Victoria’s mainland and island coastline totals 2,512 kilometres in length. The Victorian coast is a naturally dynamic environment that is constantly changing and evolving.
The coast is also an area of immense environmental, cultural, social and economic significance. Given these values, there are competing demands for the use and development of the coast and decision-makers are challenged to balance these values.
Victoria's coast supports a diverse range of ecosystems. The south coast of Australia is the only major south-facing coastline in the world and has been isolated for approximately 65 million years. This isolation has meant many species have evolved that only exist in south-eastern and southern Australian waters. Reef systems, seagrass beds, towering kelp forests, sponge gardens, intertidal rock platforms and other habitats support the world's largest diversity of red and brown seaweeds, sea mosses, crabs, shrimps and sea squirts. Recent marine mapping has discovered previously unexplored seascapes and communities of organisms new to science.
There are about 123 bays, inlets and estuaries - varying in water area from around one square kilometre to 2,000 square kilometres. Estuaries are important for fish spawning or as nursery grounds. Salt marshes, mangroves and wetlands are important nesting and feeding grounds for a broad range of significant waterbirds and waders, including migratory species.
Ecosystems on the foreshore and hinterland vary greatly. Large and small beaches give way to dune systems. In the swales behind the dunes, woodlands commonly exist, with some small pockets of threatened coastal Moonah woodlands still surviving. In other parts, dry forests can be found down to the beach edge and coastal heath exists along cliffs and rocky coasts.
The coast provides significant social values for Victorians. The coast's natural aesthetics, heritage, and the diverse range of recreational pursuits it supports make it attractive and valuable for residents, visitors and tourists. In Victoria, the coast is largely accessible to the general public and provides for a wide range of experiences, from the bustling city beaches to smaller seaside settlements and untouched coastline in remote areas.
Coastal heritage values play an important role in creating our sense of place and defining who we are. Coastal heritage comprises many different layers of history and meaning, from areas of natural significance to past and present Aboriginal traditions. Coastal heritage encompasses places created by early and recent settlers; and includes customs, celebrations and special characteristics that build community pride and enhance social cohesion.
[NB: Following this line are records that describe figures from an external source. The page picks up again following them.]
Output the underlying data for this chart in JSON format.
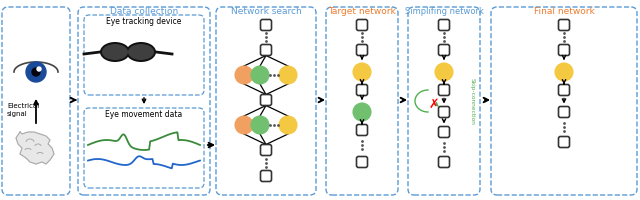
{
  "title_data_collection": "Data collection",
  "title_network_search": "Network search",
  "title_target_network": "Target network",
  "title_simplifying": "Simplifing network",
  "title_final": "Final network",
  "label_electrical": "Electrical\nsignal",
  "label_eye_device": "Eye tracking device",
  "label_eye_data": "Eye movement data",
  "label_skip": "Skip-connection",
  "color_title_blue": "#5B9BD5",
  "color_title_orange": "#ED7D31",
  "color_node_orange": "#F0A060",
  "color_node_green": "#70C070",
  "color_node_yellow": "#F5C842",
  "color_box": "#404040",
  "color_dashed_border": "#5B9BD5",
  "color_arrow": "#202020",
  "bg_color": "#FFFFFF"
}
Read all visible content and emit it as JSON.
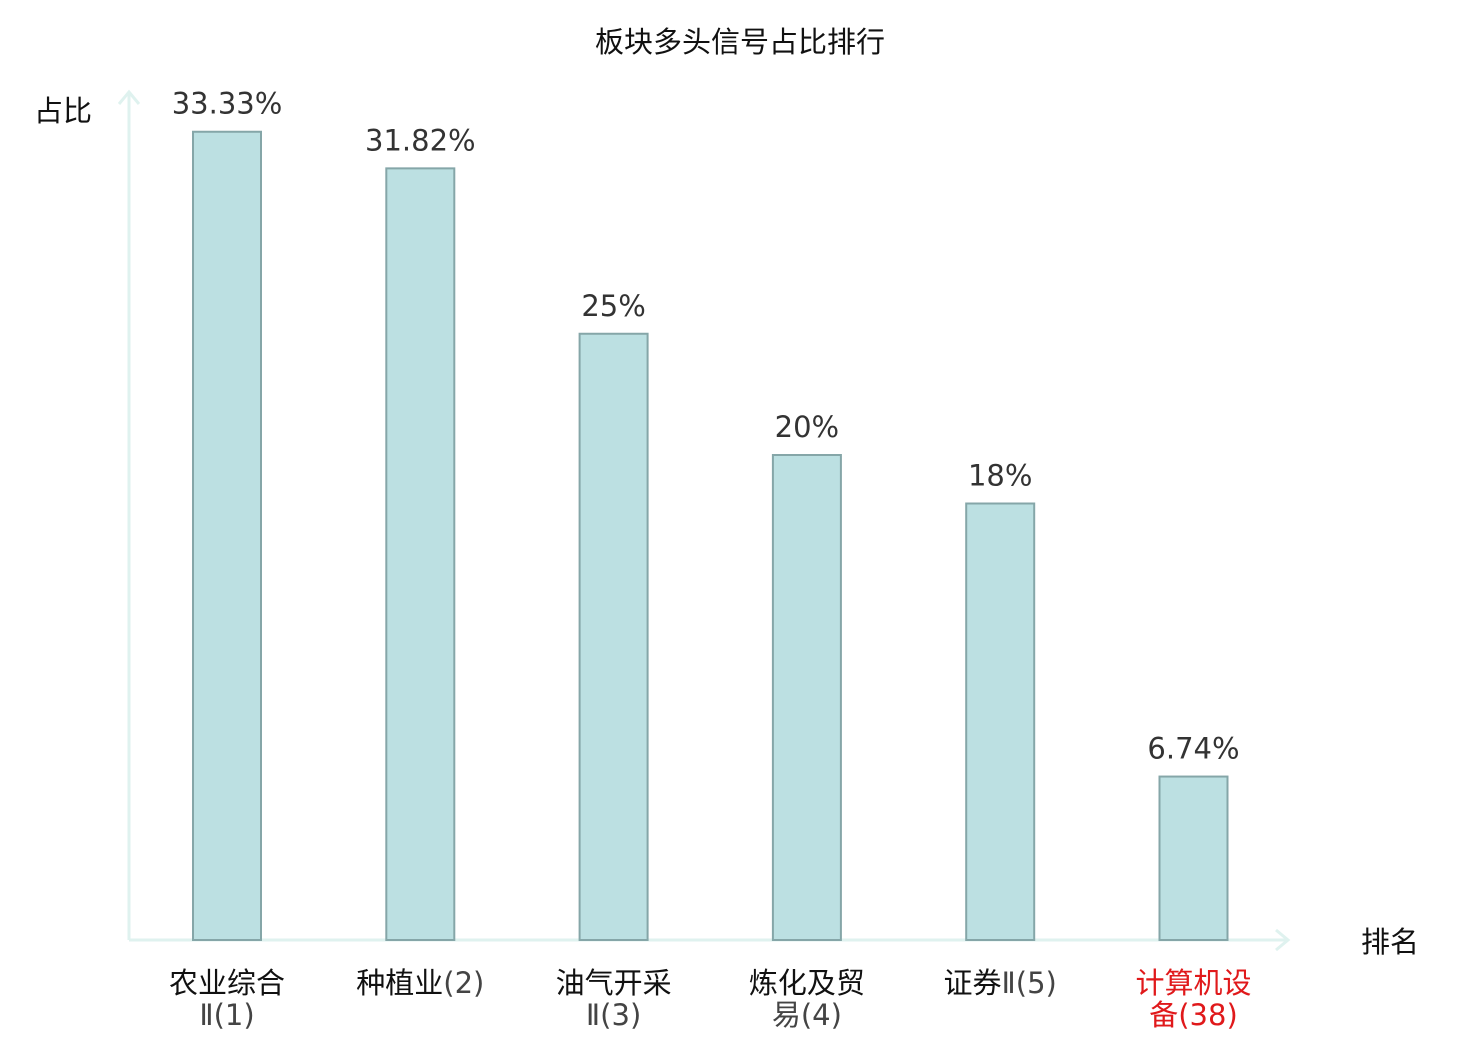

Commercial activities on the coast rely on, and are supported by the natural assets of the Victorian coast. Coastal-dependent industries such as fishing, aquaculture, tourism and recreational pursuits, ports, shipping, and oil and gas extraction make a significant contribution to local and regional economies and the Victorian economy as a whole (VCS 2008).
A study by consultants, URS in 2007: Assessing the Value of the Coast to Victoria, identified some of the commercial and intrinsic economic contributions the coast makes to Victoria's economy each year.
Commercial ports, shipping, commercial fishing, aquaculture and some renewable energy industries rely directly on coastal assets. Together with coastal tourism, these industries contribute over $2.8 billion a year to the Victorian economy. If the petroleum industry is included, the total value is over $5.8 billion, and although most of the industry's raw resources are outside state waters, much of the handling, processing and refining operations are within the coastal area (URS, 2007).
The value of informal recreation such as walking, recreational fishing, sailing, and sightseeing has been estimated at more than $1.9 billion (URS, 2007). This shows how significant coastal ecosystem services are, and how protecting natural coastal ecosystems is crucial because of their inherent value and their contribution to Victoria's economy.